MUTUTEMM is Moody Cyberpunk Sendup on Switch

Where Anu: boom Launched in 2019 as part of Sony’s China Hero Project, it has kept fans interested in its unique Cyberpunk aesthetic. Even after the neon-infused “classic” cyberpunk style returned to modern headlines, its fusion of 2D pixel art and low-resolution 3D models helped it stand out in an increasingly similar field. Now that the game is over, developer ThinkingStars has had the chance to prove that there is a core behind the style.

If you’ve been following this game, you’ll likely find the initial menu image (which I’m using above) quite familiar: the most popular image available was from Anu: boom before releasing it. It’s an evocative setting, where protagonist Anne Flores sits like a racing queen on a whimsical LED car, bolstered by the neon glow of a thousand city signs. Sure, it’s a very typical cyberpunk image, but the fun of playing the game in reality lies in discovering the existence of a whole world for it and supporting the familiar and engaging atmosphere.

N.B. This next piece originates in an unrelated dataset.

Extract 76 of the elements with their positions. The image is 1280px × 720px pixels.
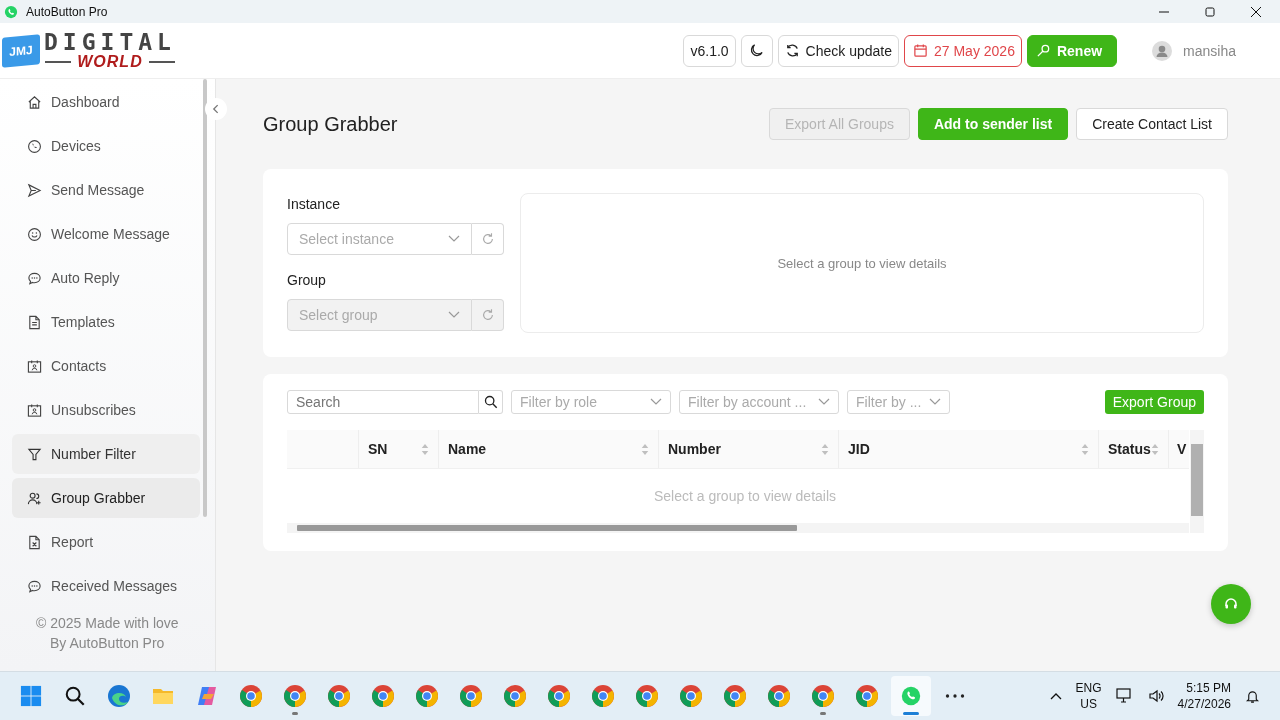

Anne survives the horrific daily life of Skopp by doing odd jobs and mercenary jobs. He looks like a lone wolf, usually running alone and accompanied only by his partner Ayn, a genius pirate who appears mostly in hologram form. This distance does not impair their relationship, and their banter and interactions radiate the most from any amount of detailed knowledge of science fiction.

Ann is mostly stoic, and for good reason: She’s an online combat specialist with a mysterious disease called “Entanglite” that drives her crazy and injures anyone near her. Good at fighting, bad for society. But her interactions with Ayane really softened Ann’s rocky exterior, making her even more attractive. Everything is sold very effectively with their voice performance and cute animations.

Their bond also makes the main narrative of Anu: boom Easier to be present. There are plenty of details within the Skopp City setting, referenced in the dialogue and scattered throughout the collectibles, but it’s not always easy to parse. Details usually fly over the player’s head (or mine at least), and some seemingly important story threads disappear when you’ve scanned the nearly twelve hours of the campaign.

The fact that, at least in portable mode, the in-game text is hard to read doesn’t help. Anu: boom It suffers from this trend of switch ports not adapting their user interface to the screen size in portable mode, reducing the handheld gaming experience. Hence, I recommend you to make use of the drawn game, if you can. I also noticed that load times were significantly longer on the Switch compared to my short tests on the PC and PS4 versions of the game, it’s not very long, but it certainly is longer.

The game is going well otherwise. Possibility to play in Anu: boom It is divided into combat and non-combat sections. In the non-combat sections, Anne can freely explore the area, in a side-scrolling 2D/3D hybrid style. This is where most of the story takes place, with side quests, cinematic stories, dialogue, and even mini-games. Ann can play mini video games, hack doors and locks, and even drop drinks at the bar, with explicit references to a fellow cyberpunk traveller. VA-11 Hall-A. The battle takes place in a side-scrolling platformer style. Players will guide Anne through the stages and slash enemies with a mixture of firearms and melee weapons. There is a great deal of strategy involved in scanning the enemies and finding the right weapon needed to breach their defenses, and it can get really frenetic when too many enemies appear on the screen at once. Sometimes this causes problems, as sometimes you might want to target a drone-type or hover-type enemy, only to waste precious gun ammo shooting the nearest bad guy instead.

The combat is supported by a crafting and leveling system, but in all honesty, this aspect seems undercooked. Everything is very expensive so when I finished the game I had collected enough resources to upgrade only a few times. Anu: boom Perhaps it was best served by a simpler system that simply handed out upgrades rather than allowing players to try to earn them through a system so deep for a game of this length and linearity.

In the end, these are secondary fists. Anu: boom It’s a great farewell to the classic cyberpunk anime, with a narrative, characters, and battles that easily underpin its aesthetics and stunning visuals.

Anu: boom Available on Nintendo Switch, PS4, PS5, and PC.